The tricky part with morels besides for finding the little suckers (or paying for them) is to clean them. As you can see they have a honey comb shape that is very challenging to clean.
Michigan Morel 2011
Even after I split them in half, which I recommend because bugs tend to live inside them, I sprayed them with water to try and get all of the dry out. Despite my efforts they were still a little gritty, but tasty.
Michigan Morel with Bug inside
Note the shape. A morel will be hollow inside with the honey comb shaped outside connected to the stem.
Note the difference between a true and a false morel. A false morel shown above with have a "skirt" at the top. A true morel is completely attached to the stem.

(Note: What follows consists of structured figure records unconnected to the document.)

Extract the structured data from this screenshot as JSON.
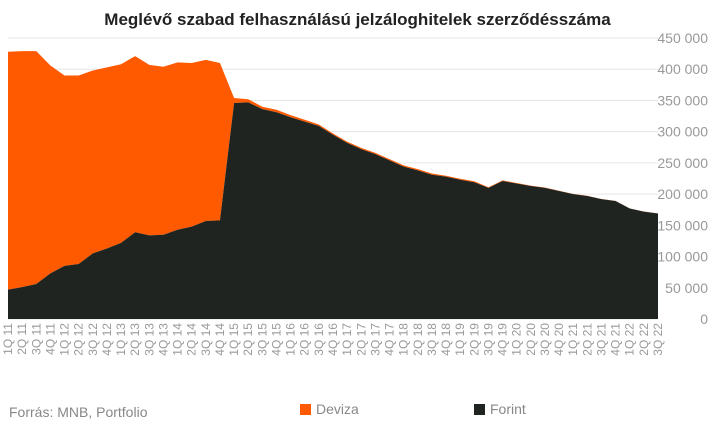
{
  "title": "Meglévő szabad felhasználású jelzáloghitelek szerződésszáma",
  "source": "Forrás: MNB, Portfolio",
  "colors": {
    "deviza": "#ff5a00",
    "forint": "#1f2420",
    "axis_text": "#999999"
  },
  "chart_data": {
    "type": "area",
    "stacked": true,
    "x": [
      "1Q 11",
      "2Q 11",
      "3Q 11",
      "4Q 11",
      "1Q 12",
      "2Q 12",
      "3Q 12",
      "4Q 12",
      "1Q 13",
      "2Q 13",
      "3Q 13",
      "4Q 13",
      "1Q 14",
      "2Q 14",
      "3Q 14",
      "4Q 14",
      "1Q 15",
      "2Q 15",
      "3Q 15",
      "4Q 15",
      "1Q 16",
      "2Q 16",
      "3Q 16",
      "4Q 16",
      "1Q 17",
      "2Q 17",
      "3Q 17",
      "4Q 17",
      "1Q 18",
      "2Q 18",
      "3Q 18",
      "4Q 18",
      "1Q 19",
      "2Q 19",
      "3Q 19",
      "4Q 19",
      "1Q 20",
      "2Q 20",
      "3Q 20",
      "4Q 20",
      "1Q 21",
      "2Q 21",
      "3Q 21",
      "4Q 21",
      "1Q 22",
      "2Q 22",
      "3Q 22"
    ],
    "series": [
      {
        "name": "Forint",
        "color": "#1f2420",
        "values": [
          47000,
          51000,
          56000,
          73000,
          85000,
          88000,
          105000,
          113000,
          122000,
          139000,
          134000,
          135000,
          143000,
          148000,
          157000,
          158000,
          346000,
          347000,
          336000,
          331000,
          323000,
          316000,
          309000,
          295000,
          282000,
          272000,
          264000,
          254000,
          244000,
          238000,
          231000,
          228000,
          223000,
          219000,
          210000,
          221000,
          217000,
          213000,
          210000,
          205000,
          200000,
          197000,
          192000,
          189000,
          177000,
          172000,
          169000
        ]
      },
      {
        "name": "Deviza",
        "color": "#ff5a00",
        "values": [
          381000,
          378000,
          373000,
          333000,
          305000,
          302000,
          293000,
          290000,
          286000,
          282000,
          273000,
          269000,
          268000,
          262000,
          258000,
          252000,
          8000,
          5000,
          4000,
          4000,
          3500,
          3000,
          2500,
          2000,
          2000,
          2000,
          2000,
          2000,
          2000,
          2000,
          2000,
          1500,
          1500,
          1500,
          1000,
          1000,
          800,
          600,
          500,
          400,
          300,
          300,
          200,
          200,
          100,
          100,
          100
        ]
      }
    ],
    "y_ticks": [
      "0",
      "50 000",
      "100 000",
      "150 000",
      "200 000",
      "250 000",
      "300 000",
      "350 000",
      "400 000",
      "450 000"
    ],
    "ylim": [
      0,
      450000
    ],
    "y_axis_side": "right",
    "legend": {
      "placement": "bottom",
      "entries": [
        "Deviza",
        "Forint"
      ]
    }
  }
}
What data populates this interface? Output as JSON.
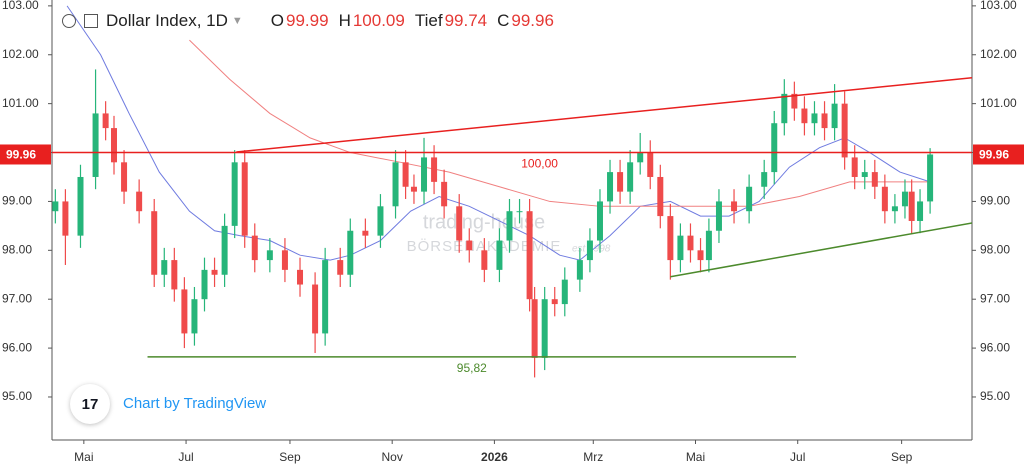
{
  "chart_data": {
    "type": "candlestick",
    "header": {
      "title": "Dollar Index, 1D",
      "ohlc": [
        {
          "label": "O",
          "value": 99.99
        },
        {
          "label": "H",
          "value": 100.09
        },
        {
          "label": "Tief",
          "value": 99.74
        },
        {
          "label": "C",
          "value": 99.96
        }
      ]
    },
    "xlim": [
      11,
      560
    ],
    "ylim": [
      94.12,
      103.12
    ],
    "xticks": [
      {
        "value": 30,
        "label": "Mai"
      },
      {
        "value": 91,
        "label": "Jul"
      },
      {
        "value": 153,
        "label": "Sep"
      },
      {
        "value": 214,
        "label": "Nov"
      },
      {
        "value": 275,
        "label": "2026"
      },
      {
        "value": 334,
        "label": "Mrz"
      },
      {
        "value": 395,
        "label": "Mai"
      },
      {
        "value": 456,
        "label": "Jul"
      },
      {
        "value": 518,
        "label": "Sep"
      }
    ],
    "yticks": [
      {
        "value": 95,
        "label": "95.00"
      },
      {
        "value": 96,
        "label": "96.00"
      },
      {
        "value": 97,
        "label": "97.00"
      },
      {
        "value": 98,
        "label": "98.00"
      },
      {
        "value": 99,
        "label": "99.00"
      },
      {
        "value": 100,
        "label": "100.00"
      },
      {
        "value": 101,
        "label": "101.00"
      },
      {
        "value": 102,
        "label": "102.00"
      },
      {
        "value": 103,
        "label": "103.00"
      }
    ],
    "up_color": "#26b57a",
    "down_color": "#ef4b4b",
    "candles": {
      "x": [
        13,
        19,
        28,
        37,
        43,
        48,
        54,
        63,
        72,
        78,
        84,
        90,
        96,
        102,
        108,
        114,
        120,
        126,
        132,
        141,
        150,
        159,
        168,
        174,
        183,
        189,
        198,
        207,
        216,
        222,
        227,
        233,
        239,
        245,
        254,
        260,
        269,
        278,
        284,
        290,
        296,
        299,
        305,
        311,
        317,
        326,
        332,
        338,
        344,
        350,
        356,
        362,
        368,
        374,
        380,
        386,
        392,
        398,
        403,
        409,
        418,
        427,
        436,
        442,
        448,
        454,
        460,
        466,
        472,
        478,
        484,
        490,
        496,
        502,
        508,
        514,
        520,
        524,
        529,
        535
      ],
      "open": [
        98.8,
        99.0,
        98.3,
        99.5,
        100.8,
        100.5,
        99.8,
        99.2,
        98.8,
        97.5,
        97.8,
        97.2,
        96.3,
        97.0,
        97.6,
        97.5,
        98.5,
        99.8,
        98.3,
        97.8,
        98.0,
        97.6,
        97.3,
        96.3,
        97.8,
        97.5,
        98.4,
        98.3,
        98.9,
        99.8,
        99.3,
        99.2,
        99.9,
        99.4,
        98.9,
        98.2,
        98.0,
        97.6,
        98.2,
        98.8,
        98.8,
        97.0,
        95.8,
        97.0,
        96.9,
        97.4,
        97.8,
        98.2,
        99.0,
        99.6,
        99.2,
        99.8,
        100.0,
        99.5,
        98.7,
        97.8,
        98.3,
        98.0,
        97.8,
        98.4,
        99.0,
        98.8,
        99.3,
        99.6,
        100.6,
        101.2,
        100.9,
        100.6,
        100.8,
        100.5,
        101.0,
        99.9,
        99.5,
        99.6,
        99.3,
        98.8,
        98.9,
        99.2,
        98.6,
        99.0
      ],
      "high": [
        99.25,
        99.25,
        99.75,
        101.7,
        101.05,
        100.75,
        100.05,
        99.45,
        99.05,
        98.05,
        98.05,
        97.45,
        97.25,
        97.85,
        97.85,
        98.75,
        100.05,
        100.05,
        98.55,
        98.25,
        98.25,
        97.85,
        97.55,
        98.05,
        98.05,
        98.65,
        98.65,
        99.15,
        100.05,
        100.05,
        99.55,
        100.3,
        100.15,
        99.65,
        99.15,
        98.45,
        98.25,
        98.45,
        99.05,
        99.05,
        99.05,
        97.25,
        97.25,
        97.25,
        97.65,
        98.05,
        98.45,
        99.25,
        99.85,
        99.85,
        100.05,
        100.4,
        100.25,
        99.75,
        98.95,
        98.55,
        98.55,
        98.25,
        98.65,
        99.25,
        99.25,
        99.55,
        99.85,
        100.85,
        101.5,
        101.45,
        101.15,
        101.05,
        101.05,
        101.4,
        101.25,
        100.15,
        99.85,
        99.85,
        99.55,
        99.15,
        99.45,
        99.45,
        99.25,
        100.09
      ],
      "low": [
        98.55,
        97.7,
        98.05,
        99.25,
        100.25,
        99.55,
        98.95,
        98.55,
        97.25,
        97.25,
        96.95,
        96.0,
        96.05,
        96.75,
        97.25,
        97.25,
        98.25,
        98.05,
        97.55,
        97.55,
        97.35,
        97.05,
        95.9,
        96.05,
        97.25,
        97.25,
        98.05,
        98.05,
        98.65,
        99.05,
        98.95,
        98.95,
        99.15,
        98.65,
        97.95,
        97.75,
        97.35,
        97.35,
        97.95,
        98.55,
        96.75,
        95.4,
        95.55,
        96.65,
        96.65,
        97.15,
        97.55,
        97.95,
        98.75,
        98.95,
        98.95,
        99.55,
        99.25,
        98.45,
        97.4,
        97.55,
        97.75,
        97.55,
        97.55,
        98.15,
        98.55,
        98.55,
        99.05,
        99.35,
        100.35,
        100.65,
        100.35,
        100.35,
        100.25,
        100.25,
        99.65,
        99.25,
        99.25,
        99.05,
        98.55,
        98.55,
        98.65,
        98.35,
        98.35,
        98.75
      ],
      "close": [
        99.0,
        98.3,
        99.5,
        100.8,
        100.5,
        99.8,
        99.2,
        98.8,
        97.5,
        97.8,
        97.2,
        96.3,
        97.0,
        97.6,
        97.5,
        98.5,
        99.8,
        98.3,
        97.8,
        98.0,
        97.6,
        97.3,
        96.3,
        97.8,
        97.5,
        98.4,
        98.3,
        98.9,
        99.8,
        99.3,
        99.2,
        99.9,
        99.4,
        98.9,
        98.2,
        98.0,
        97.6,
        98.2,
        98.8,
        98.8,
        97.0,
        95.8,
        97.0,
        96.9,
        97.4,
        97.8,
        98.2,
        99.0,
        99.6,
        99.2,
        99.8,
        100.0,
        99.5,
        98.7,
        97.8,
        98.3,
        98.0,
        97.8,
        98.4,
        99.0,
        98.8,
        99.3,
        99.6,
        100.6,
        101.2,
        100.9,
        100.6,
        100.8,
        100.5,
        101.0,
        99.9,
        99.5,
        99.6,
        99.3,
        98.8,
        98.9,
        99.2,
        98.6,
        99.0,
        99.96
      ]
    },
    "moving_averages": [
      {
        "color": "#6f7be0",
        "x": [
          20,
          40,
          57,
          75,
          93,
          108,
          123,
          141,
          159,
          177,
          189,
          207,
          225,
          242,
          260,
          278,
          296,
          314,
          326,
          344,
          362,
          380,
          398,
          415,
          433,
          451,
          469,
          484,
          499,
          517,
          535
        ],
        "values": [
          103.0,
          102.0,
          100.8,
          99.6,
          98.8,
          98.4,
          98.3,
          98.2,
          97.9,
          97.8,
          97.9,
          98.2,
          98.8,
          99.1,
          98.9,
          98.6,
          98.3,
          97.9,
          97.8,
          98.3,
          98.9,
          99.0,
          98.7,
          98.7,
          99.0,
          99.7,
          100.1,
          100.3,
          100.0,
          99.6,
          99.4
        ]
      },
      {
        "color": "#f08080",
        "x": [
          93,
          117,
          141,
          165,
          189,
          219,
          248,
          278,
          308,
          338,
          368,
          398,
          427,
          457,
          487,
          517,
          535
        ],
        "values": [
          102.3,
          101.5,
          100.8,
          100.3,
          100.0,
          99.8,
          99.6,
          99.3,
          99.0,
          98.9,
          98.9,
          98.9,
          98.9,
          99.1,
          99.4,
          99.4,
          99.4
        ]
      }
    ],
    "trend_lines": [
      {
        "color": "#e8201f",
        "x": [
          121,
          560
        ],
        "values": [
          100.01,
          101.53
        ]
      },
      {
        "color": "#4c8a2c",
        "x": [
          380,
          560
        ],
        "values": [
          97.46,
          98.56
        ]
      }
    ],
    "levels": [
      {
        "value": 100,
        "label": "100,00",
        "color": "#e8201f"
      },
      {
        "value": 95.82,
        "label": "95,82",
        "color": "#4c8a2c",
        "x": [
          68,
          455
        ]
      }
    ],
    "price_tag_color": "#e8201f",
    "watermark": [
      "trading-house",
      "BÖRSENAKADEMIE",
      "est 1998"
    ],
    "credit": "Chart by TradingView"
  }
}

- Cooking morels with a little butter, salt, pepper and white wine
- Fully cooked Morels. Yummy!!!
Mushrooms can be deadly and while Morels are on the easier side for mushroom identification, I do not encourage anyone to pick and eat/serve to family or friends wild mushrooms without knowing what they are doing or getting an expert opinion. If you have any doubt, it is better to air on the side of safety.
Michigan Morel Recipe: Serves 1-4
Split and clean throughly10-20 Morels.
Heat a saute pan with a little butter and a small splash of white wine.
The mushrooms will release their liquid. Saute out the liquid just until the pan is almost dry.
Add salt and pepper to taste.
Great over rice, with srabbled eggs or steak. (They make for an awesome steak and mushroom sandwich.